Court records show Dourson and his work have often been called on when his corporate clients are seeking to fend off lawsuits.
DuPont was accused of polluting a West Virginia town with Perfluorooctanoic acid, or PFOA, a chemical that the company's internal tests had long ago concluded was toxic. Corporate officials discussed hiring Dourson as part of a strategy to defend themselves.
Dourson led a team that found in 2002 that PFOA levels up to 150 parts per billion were safe, a level higher than was found in testing of 188 private wells and springs.
That was also well above the 1 part per billion that Dupont's own scientists had concluded could be considered safe years before. The EPA now says that only 70 parts per trillion of PFOA are acceptable — or only 0.05 percent of what Dourson's team said was safe.
DuPont and a former subsidiary, Chemours Co., later paid $761 million to settle 3,550 lawsuits stemming from its use of the chemical.
Chemours is the company whose spills of a chemical called GenX, a replacement for PFOA, are now at issue in North Carolina's Cape Fear River.
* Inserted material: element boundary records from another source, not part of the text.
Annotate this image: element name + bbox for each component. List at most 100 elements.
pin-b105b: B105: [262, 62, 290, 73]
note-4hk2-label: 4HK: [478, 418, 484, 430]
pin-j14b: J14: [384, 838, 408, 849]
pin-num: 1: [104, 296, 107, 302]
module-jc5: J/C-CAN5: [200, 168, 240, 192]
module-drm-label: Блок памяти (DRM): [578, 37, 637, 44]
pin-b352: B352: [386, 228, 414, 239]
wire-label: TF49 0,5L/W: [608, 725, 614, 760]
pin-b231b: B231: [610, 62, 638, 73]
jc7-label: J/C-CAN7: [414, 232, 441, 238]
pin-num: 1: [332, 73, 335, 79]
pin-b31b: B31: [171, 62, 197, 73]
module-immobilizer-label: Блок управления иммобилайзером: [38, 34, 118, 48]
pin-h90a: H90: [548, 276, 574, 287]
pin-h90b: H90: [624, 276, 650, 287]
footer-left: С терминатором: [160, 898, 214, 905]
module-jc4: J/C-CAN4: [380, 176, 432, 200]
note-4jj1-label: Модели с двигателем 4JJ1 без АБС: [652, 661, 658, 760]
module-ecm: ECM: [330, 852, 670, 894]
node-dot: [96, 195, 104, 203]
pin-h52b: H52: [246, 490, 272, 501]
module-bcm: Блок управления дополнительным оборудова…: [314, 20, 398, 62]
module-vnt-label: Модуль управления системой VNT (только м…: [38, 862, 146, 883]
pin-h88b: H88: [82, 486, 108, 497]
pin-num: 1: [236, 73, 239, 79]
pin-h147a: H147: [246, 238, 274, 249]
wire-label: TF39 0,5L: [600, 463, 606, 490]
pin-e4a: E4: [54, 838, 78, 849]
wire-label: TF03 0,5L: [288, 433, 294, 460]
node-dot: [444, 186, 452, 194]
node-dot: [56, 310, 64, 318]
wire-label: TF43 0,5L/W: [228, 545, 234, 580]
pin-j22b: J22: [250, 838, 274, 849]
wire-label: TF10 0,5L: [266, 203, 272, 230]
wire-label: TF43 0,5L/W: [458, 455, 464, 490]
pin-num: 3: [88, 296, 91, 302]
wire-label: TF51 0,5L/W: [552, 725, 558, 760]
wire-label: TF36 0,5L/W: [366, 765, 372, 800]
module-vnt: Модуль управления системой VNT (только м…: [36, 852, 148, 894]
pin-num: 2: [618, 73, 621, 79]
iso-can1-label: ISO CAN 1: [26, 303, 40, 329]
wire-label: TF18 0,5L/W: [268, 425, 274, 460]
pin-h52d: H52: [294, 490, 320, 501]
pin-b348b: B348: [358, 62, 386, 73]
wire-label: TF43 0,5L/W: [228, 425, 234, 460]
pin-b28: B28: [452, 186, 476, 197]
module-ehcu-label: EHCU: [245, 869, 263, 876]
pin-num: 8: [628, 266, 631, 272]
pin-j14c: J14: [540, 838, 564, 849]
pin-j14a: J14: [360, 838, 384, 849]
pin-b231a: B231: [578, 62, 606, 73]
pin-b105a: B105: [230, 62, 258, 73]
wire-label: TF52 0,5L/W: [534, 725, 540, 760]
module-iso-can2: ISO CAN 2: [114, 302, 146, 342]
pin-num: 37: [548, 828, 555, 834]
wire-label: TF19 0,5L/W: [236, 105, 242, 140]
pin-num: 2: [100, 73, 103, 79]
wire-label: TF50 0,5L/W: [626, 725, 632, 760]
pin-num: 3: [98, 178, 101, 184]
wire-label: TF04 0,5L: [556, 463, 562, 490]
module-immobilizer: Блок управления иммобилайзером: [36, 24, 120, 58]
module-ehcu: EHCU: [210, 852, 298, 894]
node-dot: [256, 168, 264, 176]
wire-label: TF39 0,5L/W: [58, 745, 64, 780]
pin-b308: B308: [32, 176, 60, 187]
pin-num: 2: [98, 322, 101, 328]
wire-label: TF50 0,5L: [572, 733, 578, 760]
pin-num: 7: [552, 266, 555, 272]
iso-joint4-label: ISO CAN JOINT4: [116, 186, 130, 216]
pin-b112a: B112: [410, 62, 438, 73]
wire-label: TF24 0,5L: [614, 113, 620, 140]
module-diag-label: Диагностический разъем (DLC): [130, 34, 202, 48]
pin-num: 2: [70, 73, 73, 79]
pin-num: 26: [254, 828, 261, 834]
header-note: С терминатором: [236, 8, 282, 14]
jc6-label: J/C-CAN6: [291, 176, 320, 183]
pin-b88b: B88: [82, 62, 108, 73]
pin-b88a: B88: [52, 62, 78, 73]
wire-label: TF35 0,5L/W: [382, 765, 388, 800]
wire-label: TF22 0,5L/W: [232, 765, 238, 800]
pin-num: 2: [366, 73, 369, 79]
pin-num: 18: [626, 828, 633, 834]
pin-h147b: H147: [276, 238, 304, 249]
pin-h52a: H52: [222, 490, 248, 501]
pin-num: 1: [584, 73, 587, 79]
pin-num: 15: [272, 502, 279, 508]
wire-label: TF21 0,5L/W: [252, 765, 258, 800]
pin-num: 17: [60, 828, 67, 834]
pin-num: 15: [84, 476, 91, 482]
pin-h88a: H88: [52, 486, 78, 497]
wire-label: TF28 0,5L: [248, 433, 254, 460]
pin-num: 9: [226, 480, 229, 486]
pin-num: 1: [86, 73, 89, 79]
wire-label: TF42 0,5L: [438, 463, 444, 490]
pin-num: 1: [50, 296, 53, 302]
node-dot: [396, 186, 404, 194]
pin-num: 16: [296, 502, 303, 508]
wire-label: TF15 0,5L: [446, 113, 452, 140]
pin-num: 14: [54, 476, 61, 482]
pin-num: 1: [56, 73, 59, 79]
"I will not be supporting the nomination of Michael Dourson," said Burr, the state's senior senator. "With his record and our state's history of contamination at Camp Lejeune as well as the current GenX water issues in Wilmington, I am not confident he is the best choice for our country."
The stand was quickly praised by environmental advocacy groups that rarely find common ground with the two Tarheel Republicans.
"No one who has spent decades arguing on behalf of the chemical industry for weaker safety standards should be charged with reviewing chemicals for the EPA," said Scott Faber, a senior vice president for government affairs at the Environmental Working Group. "It would be like putting an arsonist in charge of the fire department."